The Reverend Peyton knew it was going to be tough when he agreed to play a gig on July 4th. The band was originally going to take the day off, but decided to go ahead and give it shot and go up against fireworks, parties and barbecues. It was a sparse crowd at the beginning, but the folks started trickling in and making their way to the front of the stage.
But Peyton, his wife Washboard Breezy and his brother Jayme didn’t let a small crowd get in the way of a good time.

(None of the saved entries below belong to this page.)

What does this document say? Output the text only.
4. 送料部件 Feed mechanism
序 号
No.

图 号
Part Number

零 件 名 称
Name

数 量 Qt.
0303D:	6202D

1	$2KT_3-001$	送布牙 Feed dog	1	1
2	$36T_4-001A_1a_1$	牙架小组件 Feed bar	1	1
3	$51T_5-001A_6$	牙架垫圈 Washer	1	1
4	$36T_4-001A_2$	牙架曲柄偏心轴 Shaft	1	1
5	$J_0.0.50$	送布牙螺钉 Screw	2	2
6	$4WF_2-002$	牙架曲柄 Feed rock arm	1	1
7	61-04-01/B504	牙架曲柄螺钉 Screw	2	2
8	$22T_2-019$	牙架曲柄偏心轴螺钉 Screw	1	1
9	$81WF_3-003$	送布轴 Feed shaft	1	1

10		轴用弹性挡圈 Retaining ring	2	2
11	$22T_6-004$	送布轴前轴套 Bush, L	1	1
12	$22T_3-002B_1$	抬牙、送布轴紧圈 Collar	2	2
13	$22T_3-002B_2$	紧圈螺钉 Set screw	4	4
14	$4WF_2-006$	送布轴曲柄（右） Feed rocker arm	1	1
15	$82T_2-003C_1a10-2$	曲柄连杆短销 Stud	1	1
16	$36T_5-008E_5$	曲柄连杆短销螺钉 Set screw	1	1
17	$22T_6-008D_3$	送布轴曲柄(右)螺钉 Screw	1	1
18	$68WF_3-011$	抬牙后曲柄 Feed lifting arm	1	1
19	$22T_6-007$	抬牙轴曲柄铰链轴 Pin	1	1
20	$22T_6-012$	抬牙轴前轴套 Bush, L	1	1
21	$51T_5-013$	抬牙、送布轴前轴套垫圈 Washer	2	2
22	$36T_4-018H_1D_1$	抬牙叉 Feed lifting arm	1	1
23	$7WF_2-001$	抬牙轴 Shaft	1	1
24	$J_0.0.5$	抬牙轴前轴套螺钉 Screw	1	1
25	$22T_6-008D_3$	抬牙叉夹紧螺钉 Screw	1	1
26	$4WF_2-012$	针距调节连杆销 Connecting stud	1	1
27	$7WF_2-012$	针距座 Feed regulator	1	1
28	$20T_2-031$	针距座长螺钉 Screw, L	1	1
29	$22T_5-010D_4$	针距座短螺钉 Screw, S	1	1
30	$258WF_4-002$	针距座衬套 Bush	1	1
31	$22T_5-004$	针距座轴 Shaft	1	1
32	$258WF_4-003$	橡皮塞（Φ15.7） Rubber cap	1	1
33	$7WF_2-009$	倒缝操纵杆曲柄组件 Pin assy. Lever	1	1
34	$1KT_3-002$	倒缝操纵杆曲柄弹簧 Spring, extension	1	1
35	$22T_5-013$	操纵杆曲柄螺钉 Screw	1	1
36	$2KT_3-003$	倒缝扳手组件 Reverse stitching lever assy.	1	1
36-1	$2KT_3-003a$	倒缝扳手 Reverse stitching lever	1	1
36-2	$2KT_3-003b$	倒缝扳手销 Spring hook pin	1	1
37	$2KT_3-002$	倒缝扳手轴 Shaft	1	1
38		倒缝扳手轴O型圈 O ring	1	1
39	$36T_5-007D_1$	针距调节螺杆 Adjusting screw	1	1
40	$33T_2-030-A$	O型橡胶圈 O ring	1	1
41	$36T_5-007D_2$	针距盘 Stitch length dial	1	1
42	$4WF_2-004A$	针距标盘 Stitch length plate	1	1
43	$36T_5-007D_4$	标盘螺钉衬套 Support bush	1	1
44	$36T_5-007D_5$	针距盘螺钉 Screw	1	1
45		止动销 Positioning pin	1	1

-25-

Early on in the set, the trio got things fired up and inspired some foot stomping with “My Old Man Boogie.” When the outfit launched into rowdy “DTs or the Devil,” it kicked up the energy level a few notches, with Peyton yelling, “Is it the DTs or the devil that makes you shake like that?” That song will appear on the band's new album, The Whole Fam Damnily, due out in August.
The band also delivered a few other cuts from its forthcoming album like, “Can’t Pay the Bills,” which Peyton thumped out a bass line with his thumb, “The Creeks Are All Bad,” “Mama’s Fried Potatoes” and “Your Cousin’s on COPS,” which the Rev played slide guitar with his harmonica.
In addition to the new material, the band dipped into songs from the Big Damn Nation like “Plainfield Blues,” which the Rev played for a few transplant Hoosiers in the crowd, and a few cuts from The Gospel Album, including stellar versions of and “Let Your Light Shine” and “Glory Glory Hallelujah,” that featured Jayme banging out a solo on his bucket. The group also played “Two Bottles of Wine,” which Peyton wrote with Jason Webley.
Whatever the three were playing, they kept the energy pumping and played liked they were playing to a full house. The enthusiastic crowd shot that energy right back at the band, and before he played “Sugar Man” (a song Peyton said he only plays about twice a year), he thanked the folks and said, “Ya’all made us feel like the place was sold out.”
Personal Bias: There were about twenty people in the Fox just before Peyton started his set. But fortunately that number just about tripled throughout the show. Random Detail: As Peyton was putting on his harmonica holder he said he was playing a gig where some kids pushed the mike stand, making the mike hit the harmonica, which knocked out some of his front teeth. By the Way: I talked to a guy before the show who had never seen Peyton. I urged him to stick around and saw the dude dancing up a storm throughout most of the show.